076,001 et 197,001- Bertran d'Alamanon

COMMENTAIRE HISTORIQUE POUR LES PIECES XI ET XII.

 

Dans le manuscrit, l’interlocuteur de Bertran, dans les pièces XI & XII, est appelé simplement Guigo. Pourtant, Bartsch & M. Chabaneau ont attribué ces pièces à Guigo de Cabanas, &, je crois, avec raison ; car la seule pièce qui, dans le manuscrit, est mise sous le nom de Guigo de Cabanas, est un échange de coblas avec Eschileta (1) ; or, elle y est immédiatement suivie de notre poésie. Puis, comme il n’est pas trop risqué de considérer comme la même personne les deux Guigo qui ont tensonné avec Bertran, c’est à Guigo de Cabanas aussi qu’on peut attribuer le nº XII.

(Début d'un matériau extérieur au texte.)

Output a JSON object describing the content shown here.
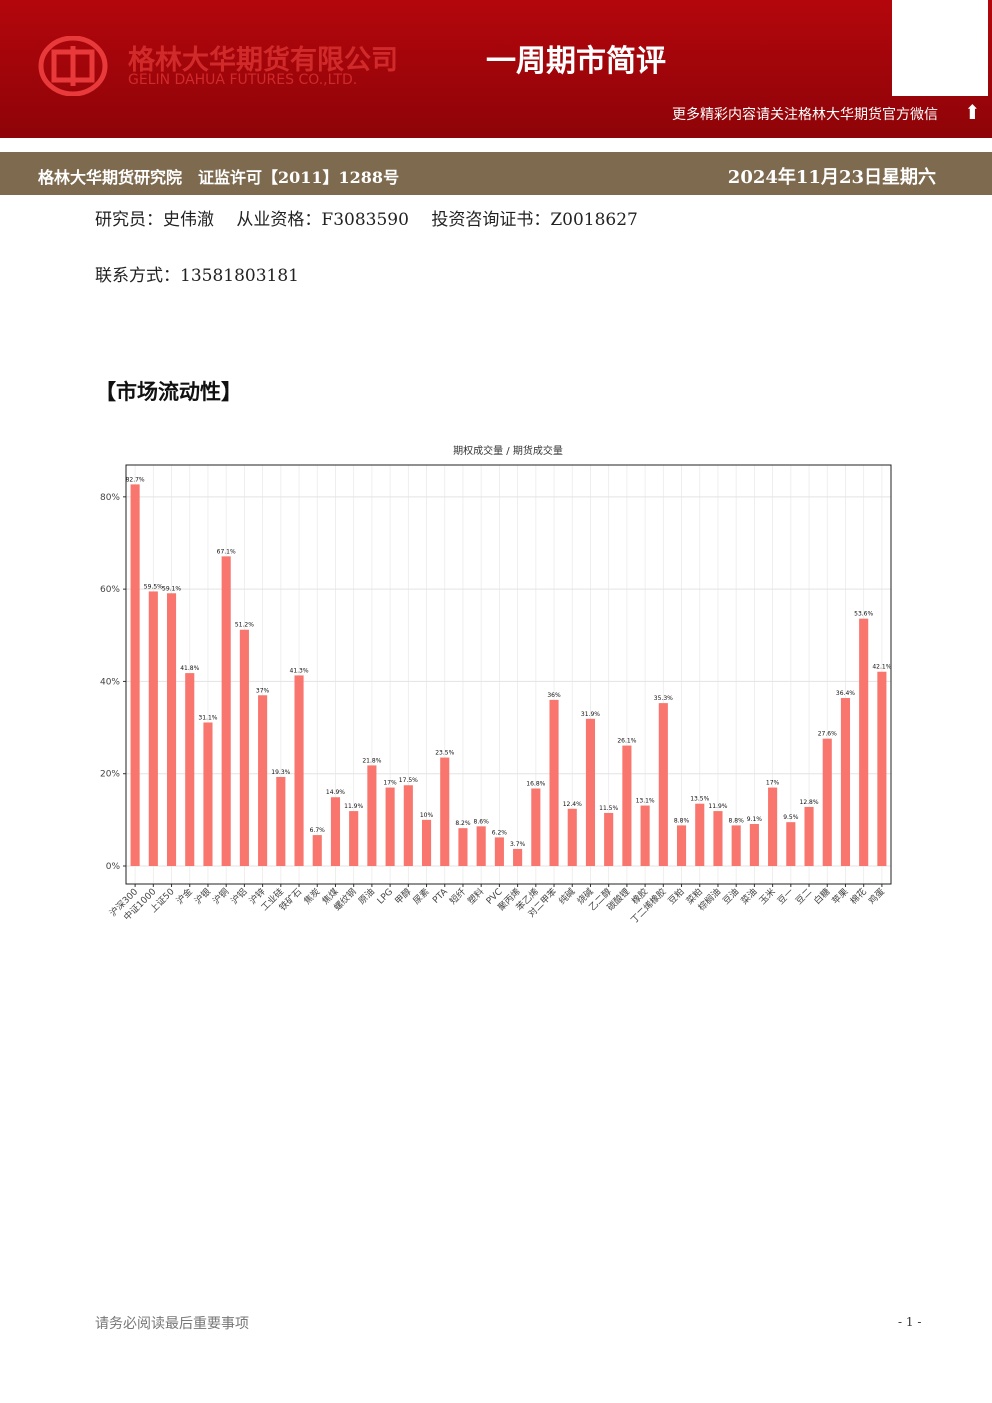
{
  "header": {
    "company_cn": "格林大华期货有限公司",
    "company_en": "GELIN DAHUA FUTURES CO.,LTD.",
    "report_title": "一周期市简评",
    "wechat_note": "更多精彩内容请关注格林大华期货官方微信"
  },
  "banner": {
    "institute": "格林大华期货研究院　证监许可【2011】1288号",
    "date": "2024年11月23日星期六"
  },
  "info": {
    "researcher": "研究员：史伟澈　 从业资格：F3083590　 投资咨询证书：Z0018627",
    "contact": "联系方式：13581803181"
  },
  "section_title": "【市场流动性】",
  "chart_data": {
    "type": "bar",
    "title": "期权成交量 / 期货成交量",
    "color": "#f8766d",
    "grid": true,
    "categories": [
      "沪深300",
      "中证1000",
      "上证50",
      "沪金",
      "沪银",
      "沪铜",
      "沪铝",
      "沪锌",
      "工业硅",
      "铁矿石",
      "焦炭",
      "焦煤",
      "螺纹钢",
      "原油",
      "LPG",
      "甲醇",
      "尿素",
      "PTA",
      "短纤",
      "塑料",
      "PVC",
      "聚丙烯",
      "苯乙烯",
      "对二甲苯",
      "纯碱",
      "烧碱",
      "乙二醇",
      "碳酸锂",
      "橡胶",
      "丁二烯橡胶",
      "豆粕",
      "菜粕",
      "棕榈油",
      "豆油",
      "菜油",
      "玉米",
      "豆一",
      "豆二",
      "白糖",
      "苹果",
      "棉花",
      "鸡蛋"
    ],
    "values": [
      82.7,
      59.5,
      59.1,
      41.8,
      31.1,
      67.1,
      51.2,
      37,
      19.3,
      41.3,
      6.7,
      14.9,
      11.9,
      21.8,
      17,
      17.5,
      10,
      23.5,
      8.2,
      8.6,
      6.2,
      3.7,
      16.8,
      36,
      12.4,
      31.9,
      11.5,
      26.1,
      13.1,
      35.3,
      8.8,
      13.5,
      11.9,
      8.8,
      9.1,
      17,
      9.5,
      12.8,
      27.6,
      36.4,
      53.6,
      42.1
    ],
    "value_labels": [
      "82.7%",
      "59.5%",
      "59.1%",
      "41.8%",
      "31.1%",
      "67.1%",
      "51.2%",
      "37%",
      "19.3%",
      "41.3%",
      "6.7%",
      "14.9%",
      "11.9%",
      "21.8%",
      "17%",
      "17.5%",
      "10%",
      "23.5%",
      "8.2%",
      "8.6%",
      "6.2%",
      "3.7%",
      "16.8%",
      "36%",
      "12.4%",
      "31.9%",
      "11.5%",
      "26.1%",
      "13.1%",
      "35.3%",
      "8.8%",
      "13.5%",
      "11.9%",
      "8.8%",
      "9.1%",
      "17%",
      "9.5%",
      "12.8%",
      "27.6%",
      "36.4%",
      "53.6%",
      "42.1%"
    ],
    "ylim": [
      -3.9,
      86.9
    ],
    "yticks": [
      {
        "value": 0,
        "label": "0%"
      },
      {
        "value": 20,
        "label": "20%"
      },
      {
        "value": 40,
        "label": "40%"
      },
      {
        "value": 60,
        "label": "60%"
      },
      {
        "value": 80,
        "label": "80%"
      }
    ]
  },
  "footer": {
    "notice": "请务必阅读最后重要事项",
    "page": "- 1 -"
  }
}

Seulement, cela ne nous avance guère, car nous ne possédons aucun renseignement sur ce personnage. Nous ne savons pas non plus si c’est à lui qu’on doit attribuer les deux tensons que Bartsch cite sous le nº 196, car aucune des deux pièces de « Guigo » qui y sont signalées ne fournit un point d’appui.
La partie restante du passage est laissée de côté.